Sur une mer calme, inondée de soleil, plus de 1000
participants sont partis à la pêche aux informations, hier matin, dans le cadre de la
6ème édition de l'opération de recencement des cétacés.
La journée Delphis s'inscrit dans la
continuité de campagnes scientifiques mensuelles organisées par la RIMMO (Réserve
internationale maritime en Méditerranée occidentale) entre le continent et la
Corse, dans le but de recueillir un maximum d'informations sur la présence de cétacés,
ainsi que des prélèvements d'eau de mer et de plancton.
« Chaque bateau devait prélever huit ou neuf échantillons d'eau de mer. Cela
demande ensuite des mois d'analyse et les résultats de cette journée ne pourront être
communiqués qu'au mois de novembre, annonce Mike Riddell, basé à Antibes et
organisateur de cette manifestation. Cela étant, on voit de plus en plus de grand dauphin
appelé « Flipper ». J'ai vu un groupe de dix dauphins de cette espèce à 20
miles au large.
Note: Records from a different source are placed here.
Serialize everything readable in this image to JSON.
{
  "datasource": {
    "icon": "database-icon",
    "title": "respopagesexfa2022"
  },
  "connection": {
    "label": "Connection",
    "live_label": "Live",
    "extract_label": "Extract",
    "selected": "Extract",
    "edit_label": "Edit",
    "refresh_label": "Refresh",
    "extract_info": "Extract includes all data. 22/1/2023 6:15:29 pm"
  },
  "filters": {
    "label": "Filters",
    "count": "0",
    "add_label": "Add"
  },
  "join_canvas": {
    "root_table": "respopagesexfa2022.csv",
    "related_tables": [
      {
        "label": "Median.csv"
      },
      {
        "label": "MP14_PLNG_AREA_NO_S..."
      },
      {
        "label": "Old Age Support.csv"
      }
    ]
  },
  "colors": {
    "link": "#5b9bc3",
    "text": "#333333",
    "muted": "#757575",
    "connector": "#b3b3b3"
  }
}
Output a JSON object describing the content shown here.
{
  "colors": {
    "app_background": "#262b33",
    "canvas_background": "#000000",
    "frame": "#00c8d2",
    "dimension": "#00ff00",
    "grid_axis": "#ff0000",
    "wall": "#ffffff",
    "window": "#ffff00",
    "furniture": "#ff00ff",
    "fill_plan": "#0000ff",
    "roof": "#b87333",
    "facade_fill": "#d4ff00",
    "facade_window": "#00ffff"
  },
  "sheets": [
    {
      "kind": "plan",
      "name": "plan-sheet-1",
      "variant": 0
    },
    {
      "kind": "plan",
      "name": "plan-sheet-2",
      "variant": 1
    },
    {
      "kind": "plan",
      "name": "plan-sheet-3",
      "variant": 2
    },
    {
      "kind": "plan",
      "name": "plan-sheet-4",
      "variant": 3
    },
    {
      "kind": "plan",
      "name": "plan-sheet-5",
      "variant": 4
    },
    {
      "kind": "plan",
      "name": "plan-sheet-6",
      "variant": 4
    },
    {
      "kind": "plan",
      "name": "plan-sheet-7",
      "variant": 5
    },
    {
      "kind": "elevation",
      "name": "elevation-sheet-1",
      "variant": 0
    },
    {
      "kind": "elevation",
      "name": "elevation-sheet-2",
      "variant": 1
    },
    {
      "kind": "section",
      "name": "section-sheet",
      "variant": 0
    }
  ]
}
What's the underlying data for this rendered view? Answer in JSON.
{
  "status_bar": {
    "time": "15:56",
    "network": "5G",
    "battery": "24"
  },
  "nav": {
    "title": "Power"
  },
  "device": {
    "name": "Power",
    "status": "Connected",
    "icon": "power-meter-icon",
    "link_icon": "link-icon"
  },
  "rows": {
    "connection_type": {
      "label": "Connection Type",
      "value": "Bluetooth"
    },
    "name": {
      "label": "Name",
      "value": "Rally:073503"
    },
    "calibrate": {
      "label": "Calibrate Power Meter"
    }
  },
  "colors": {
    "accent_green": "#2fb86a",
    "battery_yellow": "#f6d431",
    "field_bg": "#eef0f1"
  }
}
En ce qui concerne les « Truncatus » et les
« Tursiops », ce sont les deux espèces les plus vues en Méditerranée, et la
dernière citée se voit plus fréquemment entre Saint-Tropez et Marseille. »
En attendant le bilan chiffré de cette 6e édition, les conclusions
de cette journée sont positives tant au niveau des participants que des organisateurs qui
ont fait de sérieux efforts au niveau de la formation. « Tous les participants
étaient équipés de filets à plancton et chaque personne a passé un examen écrit et
noté sur les différentes espèces de cétacés rencontrés. Je pense que cette édition
sera l'une des plus fiables au niveau des résultats », affirme Mike Riddell.
Les
Varois avaient répondu présents à l'image des 30 bateaux, dont 18 voiliers, partis des
quais de Port-Fréjus, dont la « Brigante » transportant des enfants autistes.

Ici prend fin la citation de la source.